Interpretive Summary: Genomic selection (GS) is a strategy used in plant breeding to predict measurable traits of plants. GS exploits the relationship between plant's genetic makeups and a measurable phenotype to build a prediction model. With the prediction mode, the genotype information of untested plants is used to predict their potential performance for selection. GS increases the evaluation capacity of breeding programs, and reduces the time needed to develop new cultivars, leading to faster crop improvement. GS can be used for exploring genetic variation, selecting breeding parents, or selecting individuals at different stages of the breeding cycle. GS can incorporate other data types such as environmental variables, gene expression, and metabolic profile. Advances in artificial intelligence are expected to facilitate the integration of multiple data types in prediction models. GS is continuously evolving due to technological advances, research innovations, and emerging challenges in agriculture.
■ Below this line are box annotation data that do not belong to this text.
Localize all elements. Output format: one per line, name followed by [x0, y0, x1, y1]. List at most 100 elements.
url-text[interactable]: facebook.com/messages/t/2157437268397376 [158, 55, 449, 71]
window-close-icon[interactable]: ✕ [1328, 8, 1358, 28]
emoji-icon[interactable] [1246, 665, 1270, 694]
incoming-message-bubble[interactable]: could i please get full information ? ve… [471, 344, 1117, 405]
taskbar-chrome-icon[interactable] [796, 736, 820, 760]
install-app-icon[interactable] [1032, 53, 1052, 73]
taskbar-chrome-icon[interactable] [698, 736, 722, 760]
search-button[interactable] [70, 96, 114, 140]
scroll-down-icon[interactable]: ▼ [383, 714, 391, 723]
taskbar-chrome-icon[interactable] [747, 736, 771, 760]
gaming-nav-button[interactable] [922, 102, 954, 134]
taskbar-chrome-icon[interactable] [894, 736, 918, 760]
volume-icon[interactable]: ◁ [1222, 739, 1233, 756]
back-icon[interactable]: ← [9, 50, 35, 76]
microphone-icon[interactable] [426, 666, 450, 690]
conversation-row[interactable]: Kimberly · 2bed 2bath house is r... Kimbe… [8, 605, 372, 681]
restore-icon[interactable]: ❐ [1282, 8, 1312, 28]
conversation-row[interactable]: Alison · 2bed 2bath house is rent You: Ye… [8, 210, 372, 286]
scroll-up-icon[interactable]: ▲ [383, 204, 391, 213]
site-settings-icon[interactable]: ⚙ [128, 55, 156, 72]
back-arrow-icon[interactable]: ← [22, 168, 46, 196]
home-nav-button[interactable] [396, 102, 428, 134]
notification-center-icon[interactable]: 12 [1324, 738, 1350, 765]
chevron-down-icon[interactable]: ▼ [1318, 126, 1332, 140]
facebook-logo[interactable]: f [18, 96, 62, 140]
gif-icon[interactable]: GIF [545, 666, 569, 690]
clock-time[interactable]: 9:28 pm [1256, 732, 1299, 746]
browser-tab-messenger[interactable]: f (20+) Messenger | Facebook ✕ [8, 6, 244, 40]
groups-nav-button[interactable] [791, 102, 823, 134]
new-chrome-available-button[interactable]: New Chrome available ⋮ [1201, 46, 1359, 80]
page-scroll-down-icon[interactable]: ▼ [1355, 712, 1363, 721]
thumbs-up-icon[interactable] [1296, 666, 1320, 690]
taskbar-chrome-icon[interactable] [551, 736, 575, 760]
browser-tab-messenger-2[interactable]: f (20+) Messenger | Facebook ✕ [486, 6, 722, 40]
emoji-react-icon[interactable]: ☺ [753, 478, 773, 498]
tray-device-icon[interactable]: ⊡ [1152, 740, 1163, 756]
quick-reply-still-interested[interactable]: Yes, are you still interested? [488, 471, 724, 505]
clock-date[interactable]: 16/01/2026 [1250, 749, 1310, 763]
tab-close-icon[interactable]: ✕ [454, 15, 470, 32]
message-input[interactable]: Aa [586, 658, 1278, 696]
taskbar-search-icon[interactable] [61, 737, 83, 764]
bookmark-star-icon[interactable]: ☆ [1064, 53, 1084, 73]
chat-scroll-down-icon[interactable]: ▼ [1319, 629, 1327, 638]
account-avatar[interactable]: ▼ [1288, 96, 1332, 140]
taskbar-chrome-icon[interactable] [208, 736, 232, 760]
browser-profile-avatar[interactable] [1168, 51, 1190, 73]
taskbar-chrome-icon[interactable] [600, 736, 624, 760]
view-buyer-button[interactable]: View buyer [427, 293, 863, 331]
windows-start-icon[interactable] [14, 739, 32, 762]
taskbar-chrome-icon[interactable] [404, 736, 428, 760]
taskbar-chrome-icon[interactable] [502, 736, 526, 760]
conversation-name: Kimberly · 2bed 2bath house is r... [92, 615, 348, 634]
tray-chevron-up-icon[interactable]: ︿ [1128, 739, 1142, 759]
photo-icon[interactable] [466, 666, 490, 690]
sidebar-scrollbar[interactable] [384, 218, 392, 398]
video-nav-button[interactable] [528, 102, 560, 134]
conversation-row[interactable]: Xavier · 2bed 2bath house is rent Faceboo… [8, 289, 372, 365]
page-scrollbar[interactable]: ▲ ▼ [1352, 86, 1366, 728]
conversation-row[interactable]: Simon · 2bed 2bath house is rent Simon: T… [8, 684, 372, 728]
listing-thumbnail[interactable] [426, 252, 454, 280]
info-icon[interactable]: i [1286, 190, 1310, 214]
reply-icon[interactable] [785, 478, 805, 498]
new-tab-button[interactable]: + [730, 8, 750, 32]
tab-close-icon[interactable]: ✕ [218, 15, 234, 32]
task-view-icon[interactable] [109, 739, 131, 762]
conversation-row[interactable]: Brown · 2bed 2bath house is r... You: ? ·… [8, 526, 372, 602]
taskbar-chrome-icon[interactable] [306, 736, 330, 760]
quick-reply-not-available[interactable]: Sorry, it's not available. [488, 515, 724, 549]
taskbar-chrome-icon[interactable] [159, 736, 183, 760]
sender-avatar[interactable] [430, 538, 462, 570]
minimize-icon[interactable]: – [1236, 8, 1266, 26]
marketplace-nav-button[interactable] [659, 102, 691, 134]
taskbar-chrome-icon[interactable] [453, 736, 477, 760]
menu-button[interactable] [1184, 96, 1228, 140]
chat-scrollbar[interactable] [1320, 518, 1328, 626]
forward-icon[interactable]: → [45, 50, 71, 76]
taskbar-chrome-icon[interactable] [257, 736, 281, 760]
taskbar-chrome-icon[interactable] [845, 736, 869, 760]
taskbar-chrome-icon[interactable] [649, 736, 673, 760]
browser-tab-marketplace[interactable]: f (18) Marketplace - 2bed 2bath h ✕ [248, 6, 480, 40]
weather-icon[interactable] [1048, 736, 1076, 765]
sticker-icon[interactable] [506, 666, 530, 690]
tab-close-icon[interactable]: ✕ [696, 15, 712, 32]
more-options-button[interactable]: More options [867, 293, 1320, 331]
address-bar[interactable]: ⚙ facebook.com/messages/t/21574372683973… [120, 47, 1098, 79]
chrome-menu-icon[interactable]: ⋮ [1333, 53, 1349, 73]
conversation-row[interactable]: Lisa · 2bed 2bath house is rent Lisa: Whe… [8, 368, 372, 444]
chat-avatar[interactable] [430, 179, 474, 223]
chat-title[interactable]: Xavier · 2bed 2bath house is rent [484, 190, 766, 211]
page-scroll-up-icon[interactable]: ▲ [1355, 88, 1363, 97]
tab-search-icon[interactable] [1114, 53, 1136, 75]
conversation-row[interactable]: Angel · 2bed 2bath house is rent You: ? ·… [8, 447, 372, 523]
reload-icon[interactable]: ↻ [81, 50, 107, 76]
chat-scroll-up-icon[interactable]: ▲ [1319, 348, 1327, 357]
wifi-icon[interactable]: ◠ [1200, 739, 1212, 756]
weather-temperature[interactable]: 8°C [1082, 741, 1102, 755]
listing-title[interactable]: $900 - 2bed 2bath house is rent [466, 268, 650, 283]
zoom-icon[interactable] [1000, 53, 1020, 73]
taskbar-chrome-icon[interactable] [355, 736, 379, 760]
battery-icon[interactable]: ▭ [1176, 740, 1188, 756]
Technical Abstract: Genomic selection (GS) emerged as a key part of the solution to ensure food supply for the growing human population, thanks to advances in genotyping and other enabling technologies and improved understanding of the genotype-phenotype relationship in quantitative genetics. GS is a breeding strategy to predict the genotypic values of individuals for selection using their genotypic data and a trained model. It includes four major steps: training population design, model building, prediction, and selection. GS revises the traditional breeding process by assigning phenotyping a new role of generating data for the building of prediction models. The increased capacity of GS to evaluate more individuals, in combination with shorter breeding cycle times, has led to a wider adoption in plant breeding. Research studies have been conducted to implement GS with different emphases in crop- and trait-specific applications, prediction models, design of training populations, and identifying factors influencing prediction accuracy. GS plays different roles in plant breeding such as turbocharging of gene banks, parental selection, and candidate selection at different stages of the breeding cycle. It can be enhanced by additional data types such as phenomics, transcriptomics, metabolomics, and enviromics. In light of the rapid development of artificial intelligence (AI), GS can be further improved by either upgrading the entire framework or individual components. Technological advances, research innovations, and emerging challenges in agriculture will continue to shape the role of GS in plant breeding.